I remember the time my dad and uncle salvaged an old car hood for my sister, cousin and me. They tied it to the back of my uncle’s pick-up and pulled us all over town. Despite the onslaught of snow and ice that careened into our faces as we were drug behind, we had a blast. We laughed and screamed, begged to go faster, and begged to slow down. You could say we had the ride of our lives.
It’s funny how snow seems to white-out rules and responsibilities. On a Snow Day, nobody cares if you pull kids behind a car or ride four-wheelers down Main Street. The rules, like tree branches, bend and break under the weight of the snow. Sooner or later, the sun will shine and everyday life will resume. But today, you’re free.
At 14 years old, I remember spending my first Snow Day with my boyfriend (who is now my husband). He was the perfect companion for a Snow Day, a real country boy who knew how to have fun. He took me to a nearby pasture down a gravel road, where about a dozen of his friends had gathered, looking like a small forest on a white backdrop in all their camouflage. They let me join in as they did what boys do. They rigged up a tractor inner tube behind a four-wheeler and took turns pulling each other at dangerous speeds. They cut doughnuts and spun tires and were generally reckless. I was in awe. Then out of nowhere, the rope-tied inner tube plowed under my feet and slung me in the air like something from a movie. I hit the ground so hard I thought my head would never stop pounding. Thankfully, I wasn’t seriously injured. And though we realize that incident could have turned out much worse, it’s a memory we still laugh about to this day.
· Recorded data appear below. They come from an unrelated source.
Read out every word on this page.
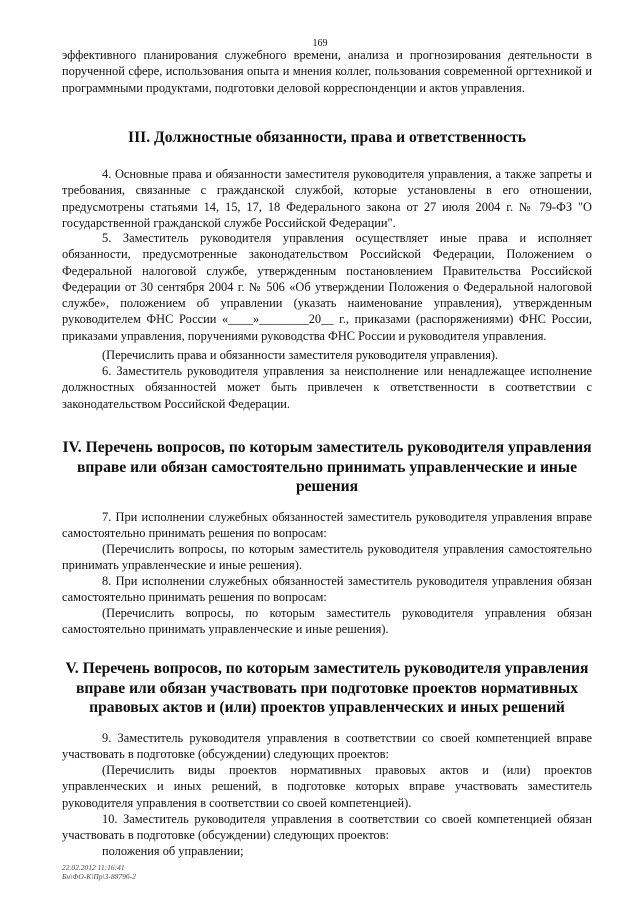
169
эффективного планирования служебного времени, анализа и прогнозирования деятельности в порученной сфере, использования опыта и мнения коллег, пользования современной оргтехникой и программными продуктами, подготовки деловой корреспонденции и актов управления.
III. Должностные обязанности, права и ответственность
4. Основные права и обязанности заместителя руководителя управления, а также запреты и требования, связанные с гражданской службой, которые установлены в его отношении, предусмотрены статьями 14, 15, 17, 18 Федерального закона от 27 июля 2004 г. № 79-ФЗ "О государственной гражданской службе Российской Федерации".
5. Заместитель руководителя управления осуществляет иные права и исполняет обязанности, предусмотренные законодательством Российской Федерации, Положением о Федеральной налоговой службе, утвержденным постановлением Правительства Российской Федерации от 30 сентября 2004 г. № 506 «Об утверждении Положения о Федеральной налоговой службе», положением об управлении (указать наименование управления), утвержденным руководителем ФНС России «____»________20__ г., приказами (распоряжениями) ФНС России, приказами управления, поручениями руководства ФНС России и руководителя управления.
(Перечислить права и обязанности заместителя руководителя управления).
6. Заместитель руководителя управления за неисполнение или ненадлежащее исполнение должностных обязанностей может быть привлечен к ответственности в соответствии с законодательством Российской Федерации.
IV. Перечень вопросов, по которым заместитель руководителя управления вправе или обязан самостоятельно принимать управленческие и иные решения
7. При исполнении служебных обязанностей заместитель руководителя управления вправе самостоятельно принимать решения по вопросам:
(Перечислить вопросы, по которым заместитель руководителя управления самостоятельно принимать управленческие и иные решения).
8. При исполнении служебных обязанностей заместитель руководителя управления обязан самостоятельно принимать решения по вопросам:
(Перечислить вопросы, по которым заместитель руководителя управления обязан самостоятельно принимать управленческие и иные решения).
V. Перечень вопросов, по которым заместитель руководителя управления вправе или обязан участвовать при подготовке проектов нормативных правовых актов и (или) проектов управленческих и иных решений
9. Заместитель руководителя управления в соответствии со своей компетенцией вправе участвовать в подготовке (обсуждении) следующих проектов:
(Перечислить виды проектов нормативных правовых актов и (или) проектов управленческих и иных решений, в подготовке которых вправе участвовать заместитель руководителя управления в соответствии со своей компетенцией).
10. Заместитель руководителя управления в соответствии со своей компетенцией обязан участвовать в подготовке (обсуждении) следующих проектов:
положения об управлении;
22.02.2012 11:16:41
Бн\ФО-К\Пр\3-8879б-2
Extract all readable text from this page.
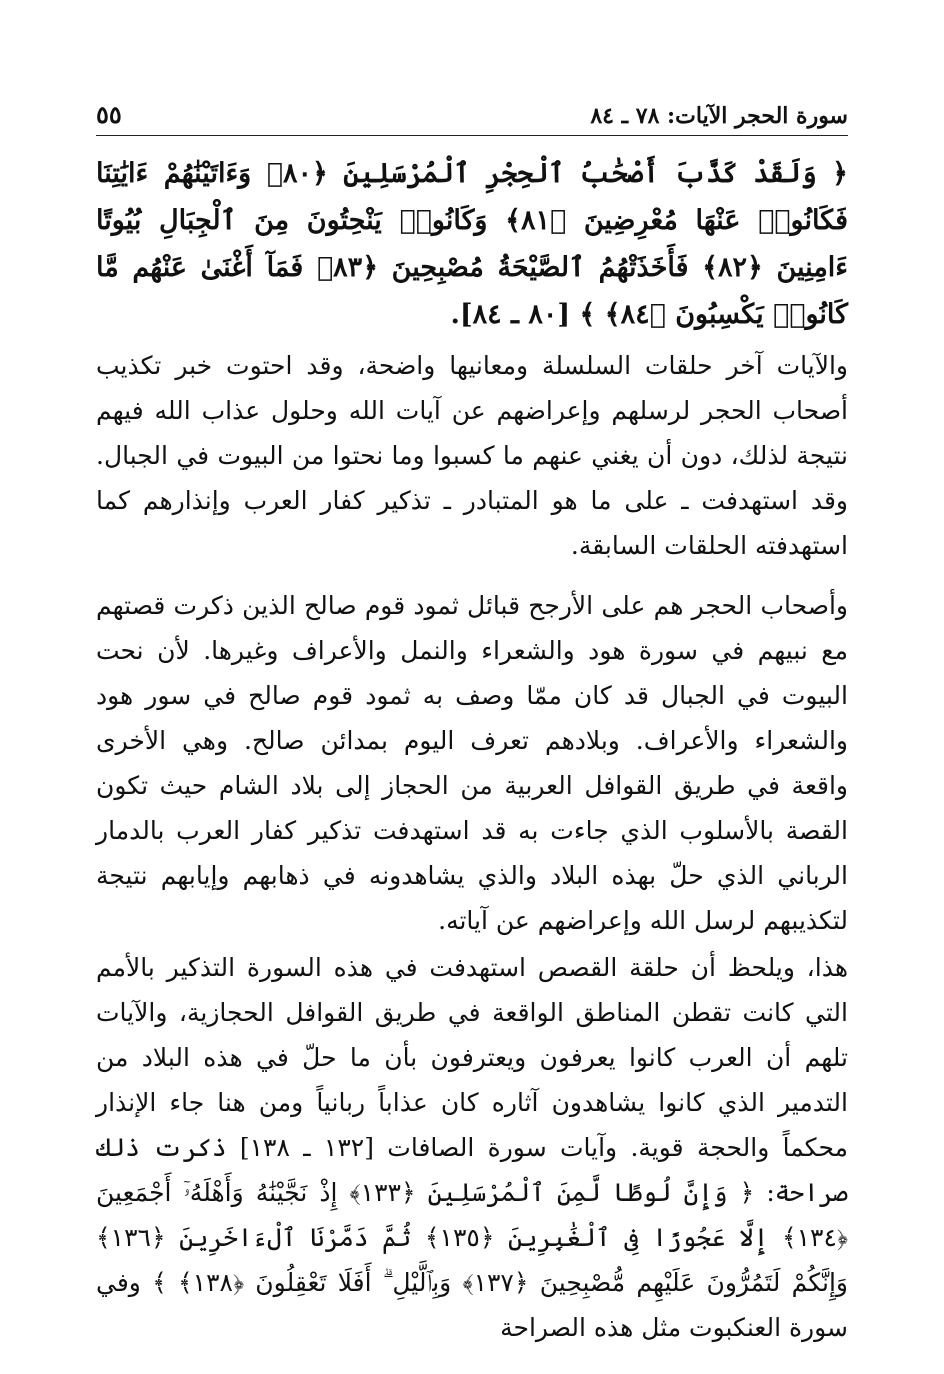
سورة الحجر الآيات: ٧٨ ـ ٨٤
٥٥
﴿ وَلَقَدْ كَذَّبَ أَصْحَٰبُ ٱلْحِجْرِ ٱلْمُرْسَلِينَ ﴿٨٠﴾ وَءَاتَيْنَٰهُمْ ءَايَٰتِنَا فَكَانُوا۟ عَنْهَا مُعْرِضِينَ ﴿٨١﴾ وَكَانُوا۟ يَنْحِتُونَ مِنَ ٱلْجِبَالِ بُيُوتًا ءَامِنِينَ ﴿٨٢﴾ فَأَخَذَتْهُمُ ٱلصَّيْحَةُ مُصْبِحِينَ ﴿٨٣﴾ فَمَآ أَغْنَىٰ عَنْهُم مَّا كَانُوا۟ يَكْسِبُونَ ﴿٨٤﴾ ﴾ [٨٠ ـ ٨٤].

والآيات آخر حلقات السلسلة ومعانيها واضحة، وقد احتوت خبر تكذيب أصحاب الحجر لرسلهم وإعراضهم عن آيات الله وحلول عذاب الله فيهم نتيجة لذلك، دون أن يغني عنهم ما كسبوا وما نحتوا من البيوت في الجبال. وقد استهدفت ـ على ما هو المتبادر ـ تذكير كفار العرب وإنذارهم كما استهدفته الحلقات السابقة.

وأصحاب الحجر هم على الأرجح قبائل ثمود قوم صالح الذين ذكرت قصتهم مع نبيهم في سورة هود والشعراء والنمل والأعراف وغيرها. لأن نحت البيوت في الجبال قد كان ممّا وصف به ثمود قوم صالح في سور هود والشعراء والأعراف. وبلادهم تعرف اليوم بمدائن صالح. وهي الأخرى واقعة في طريق القوافل العربية من الحجاز إلى بلاد الشام حيث تكون القصة بالأسلوب الذي جاءت به قد استهدفت تذكير كفار العرب بالدمار الرباني الذي حلّ بهذه البلاد والذي يشاهدونه في ذهابهم وإيابهم نتيجة لتكذيبهم لرسل الله وإعراضهم عن آياته.

هذا، ويلحظ أن حلقة القصص استهدفت في هذه السورة التذكير بالأمم التي كانت تقطن المناطق الواقعة في طريق القوافل الحجازية، والآيات تلهم أن العرب كانوا يعرفون ويعترفون بأن ما حلّ في هذه البلاد من التدمير الذي كانوا يشاهدون آثاره كان عذاباً ربانياً ومن هنا جاء الإنذار محكماً والحجة قوية. وآيات سورة الصافات [١٣٢ ـ ١٣٨] ذكرت ذلك صراحة: ﴿ وَإِنَّ لُوطًا لَّمِنَ ٱلْمُرْسَلِينَ ﴿١٣٣﴾ إِذْ نَجَّيْنَٰهُ وَأَهْلَهُۥٓ أَجْمَعِينَ ﴿١٣٤﴾ إِلَّا عَجُوزًا فِى ٱلْغَٰبِرِينَ ﴿١٣٥﴾ ثُمَّ دَمَّرْنَا ٱلْءَاخَرِينَ ﴿١٣٦﴾ وَإِنَّكُمْ لَتَمُرُّونَ عَلَيْهِم مُّصْبِحِينَ ﴿١٣٧﴾ وَبِٱلَّيْلِ ۗ أَفَلَا تَعْقِلُونَ ﴿١٣٨﴾ ﴾ وفي سورة العنكبوت مثل هذه الصراحة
I wasn’t unlike all Southern kids who wait with expectation once or twice a year, then hoot and holler when their school names scrolls the bottom of the TV. In my opinion, a Snow Day isn’t another day to continue business as usual thanks to technology. It’s a day to exhale, forget responsibilities, and create memories that won’t melt with the snow. For most of us, those memories endure into adulthood, when we share them with our own kids and hope they’re given the chance to shut their laptops and do the same.